Who is going to take a leap in production?
Losing an All-Star is never easy. Rarely do you see a team lose it’s lone All-Star and remain a competitive team. I strongly believe that the Jazz can do it though, but it’s going to hinge on a few players making a jump in production.
I don’t know if Rudy Gobert can make another. He is already an elite rebounder and Defensive Player of the Year candidate. Last season he averaged 14 points per game, and with his offensive skill set, it’s difficult to see him raising that to anything more than 16 points. Maybe he gets one or two extra lobs at the rim with Rubio in the fold, but it’s hard to see it being much more than that.
The players most primed to take a leap in production this season are Derrick Favors and Rodney Hood.
Derrick Favors was primed to break out during the 2016-17 season.
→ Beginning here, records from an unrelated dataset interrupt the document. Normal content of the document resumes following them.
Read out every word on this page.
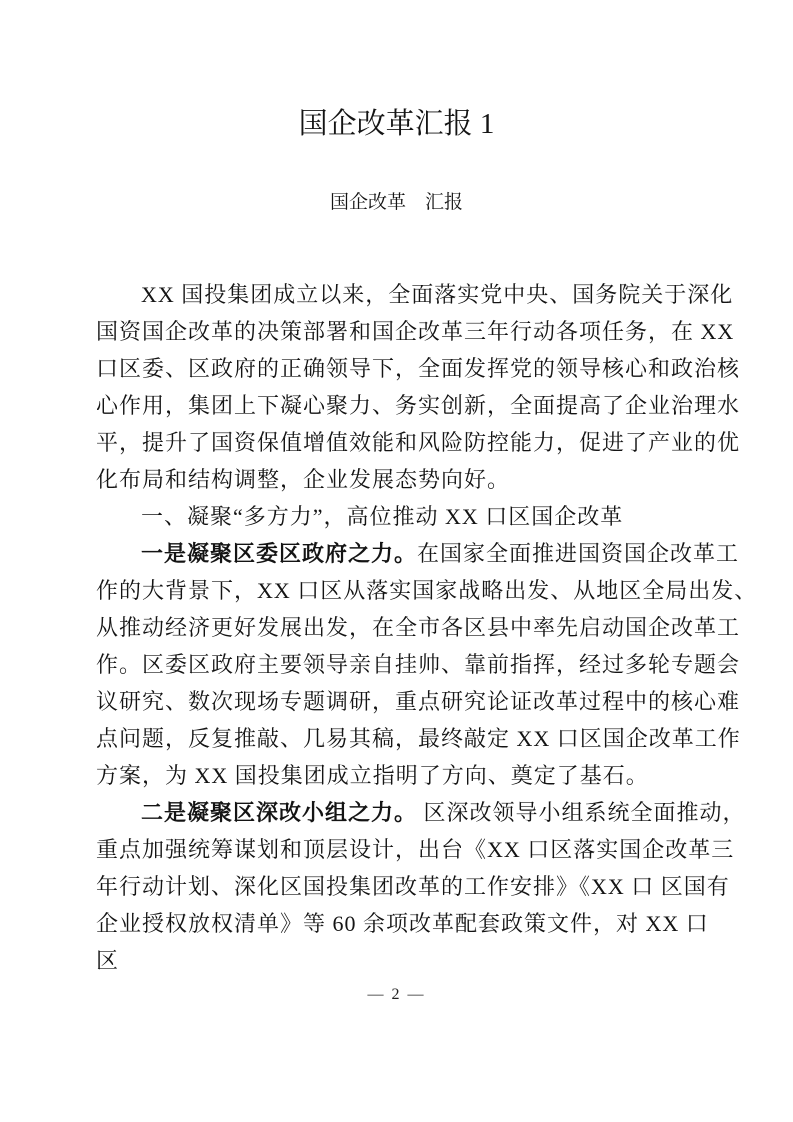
国企改革汇报 1
国企改革　汇报
XX 国投集团成立以来，全面落实党中央、国务院关于深化
国资国企改革的决策部署和国企改革三年行动各项任务，在 XX
口区委、区政府的正确领导下，全面发挥党的领导核心和政治核
心作用，集团上下凝心聚力、务实创新，全面提高了企业治理水
平，提升了国资保值增值效能和风险防控能力，促进了产业的优
化布局和结构调整，企业发展态势向好。
一、凝聚“多方力”，高位推动 XX 口区国企改革
一是凝聚区委区政府之力。在国家全面推进国资国企改革工
作的大背景下，XX 口区从落实国家战略出发、从地区全局出发、
从推动经济更好发展出发，在全市各区县中率先启动国企改革工
作。区委区政府主要领导亲自挂帅、靠前指挥，经过多轮专题会
议研究、数次现场专题调研，重点研究论证改革过程中的核心难
点问题，反复推敲、几易其稿，最终敲定 XX 口区国企改革工作
方案，为 XX 国投集团成立指明了方向、奠定了基石。
二是凝聚区深改小组之力。 区深改领导小组系统全面推动，
重点加强统筹谋划和顶层设计，出台《XX 口区落实国企改革三
年行动计划、深化区国投集团改革的工作安排》《XX 口 区国有
企业授权放权清单》等 60 余项改革配套政策文件，对 XX 口
区
— 2 —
He was coming off two consecutive years of averaging 16 points, 8 rebounds and 1.5 blocks per game. Jazz fans were ready for him to take the leap, but injuries led to inconsistent play and less minutes. He only averaged 9.5 points, 6 rebounds and under a block a game.
In an interview with the Salt Lake Tribune, Dennis Lindsey addressed what they need from Derrick Favors heading into next season, and how he was never truly 100 percent last season.
"“We challenged him to get even leaner so he can reduce the stress on the joints, and he did that. Last summer when he was hit in the knee, it basically took all season.”"
I wrote a couple weeks ago that if Favors can simply get back to his 2015 production, the Jazz will benefit greatly.
No one on the Jazz roster is going to benefit from Gordon Hayward’s departure more than Rodney Hood.
Heading into a contract year, he is going to be able to take advantage of roughly five extra shot attempts per game. Last season he averaged 12.7 points per game on 11 field goal attempts per game.
Largely due to injuries, he struggled with his shooting consistency, making only 40 percent of his shots. If healthy next season, it is not improbable to envision him upping his overall field goal percentage to 45 percent, getting to 38 percent from three, and finishing the season averaging 18 points per game.
Hood has always seemed a bit reluctant to take over and to be more aggressive on offense. With Hayward gone, the Jazz need him to be more aggressive and to take over the role as the go to guy on the offensive end.
Honorable mentions for this section were Dante Exum and a healthy Alec Burks. In a perfect world, they all maximize their potential and have breakout seasons, but a revitalized Favors and a healthy Hood would most help the Jazz remain in the playoff picture.